There is no question that the Lord commanded us to love our own selves. If it were not so, then how could he command: “Love your neighbor as yourself”? It seems that for a healthy relationship with others to take place, you must first have a healthy relationship with yourself. In other words, self-acceptance is the pre requisite to accepting and loving others.

But saying this is to miss the whole point of today’s reading. Remember that “Love your neighbor as yourself” is only the second commandment. The first is this: “Hear, O Israel! The Lord our God is Lord alone! You shall love the Lord your God with all your heart, with all your soul, with all your mind, and with all your strength.” The Lord shows us the primacy of love for God. This is the first and the greatest of all commandments. Learning to love yourself is not the greatest love of all. Before we can learn to love our neighbor or even love ourselves, we have to love God with the totality of our being – with all our heart, all our soul, all our mind, and all our strength. Why is this so? It is because I am not the center of the universe – God is! “The Lord our God is Lord alone!” God does not owe me anything but I owe Him everything. Everything I have and everything I am comes from Him. Why do I have to love Him with all my heart, my soul, my mind, and my strength? It is because of all me came from Him and belongs to Him. “In Him we live, in Him we move, in Him we have our being” (Acts 17: 28). Without Him, I am nothing.

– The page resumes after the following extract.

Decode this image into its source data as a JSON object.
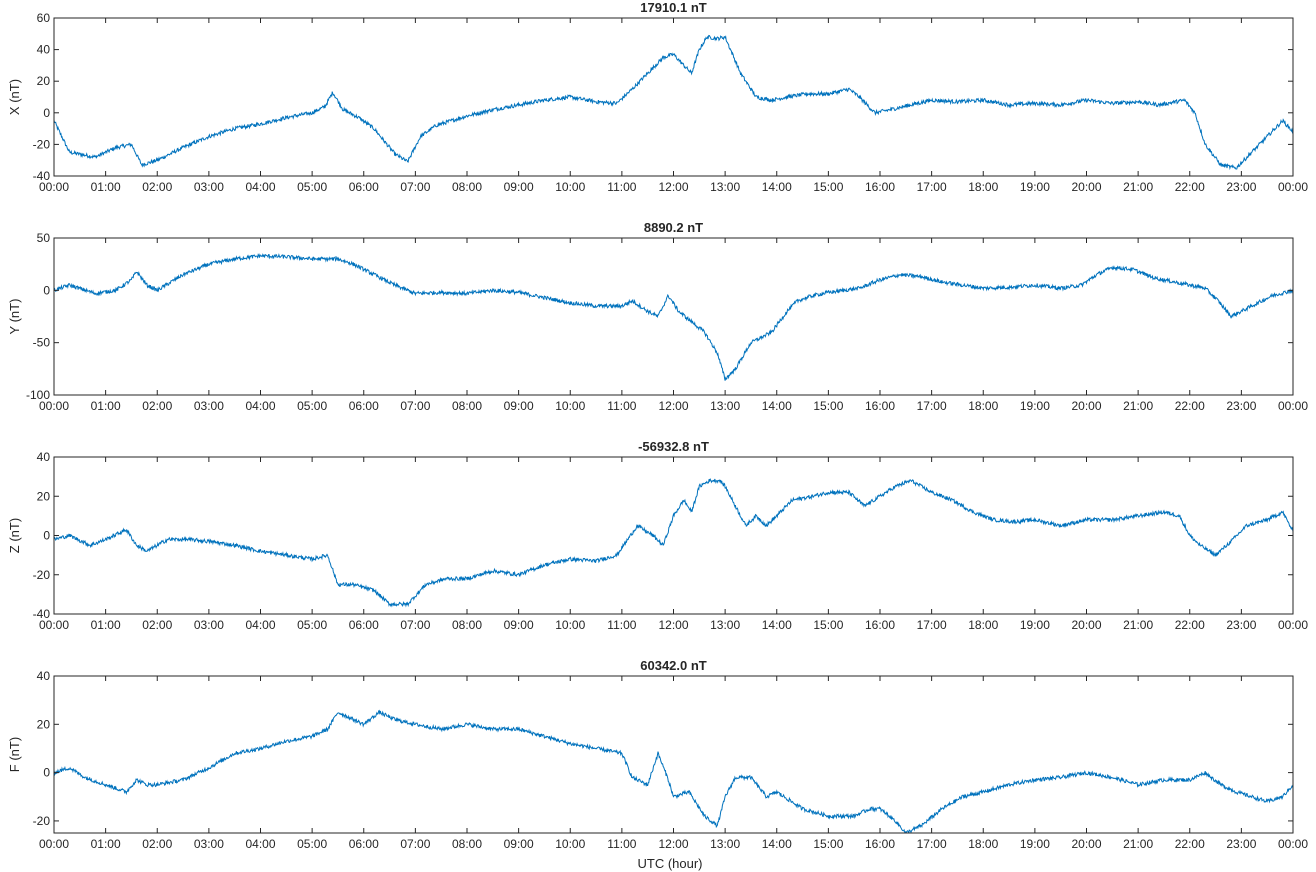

Because God is the origin, the first, the center, and the end of everything, He is the only one I must love for His own sake. This means that I should love God for the simple reason that He is who He is: God. Everything else and everyone else I should love only in reference to God…only for the sake of God. This is the essence of Charity as a theological virtue. The Catechism of the Catholic Church says: “Charity is the theological virtue by which we love God above all things for his own sake, and our neighbor as ourselves for the love of God” (CCC, 1822). Charity, according to St. Paul, is the greatest virtue of all (1 Cor. 13:13). “The practice of all the virtues is animated and inspired by charity, which ‘binds everything together in perfect harmony’ (Col 3:14); it is the form of the virtues; it articulates and orders them among themselves; it is the source and the goal of their Christian practice. Charity upholds and purifies our human ability to love, and raises it to the supernatural perfection of divine love” (CCC, 1827).

Let us love with the right priorities. Let us allow Charity to purify our ability to love. The Christian “no longer stands before God as a slave in servile fear, or as a mercenary looking for wages, but as a son responding to the love of him who ‘first loved us’” (CCC, 1828). St. Basil said: “If we turn away from evil out of fear of punishment, we are in the position of slaves. If we pursue the enticement of wages…we resemble mercenaries. Finally if we obey for the sake of the good itself and out of love for him who commands…we are in the position of children.” (Ibid.)

Jesus, I trust in you. O Mary conceived without sin, pray for us who have recourse to thee!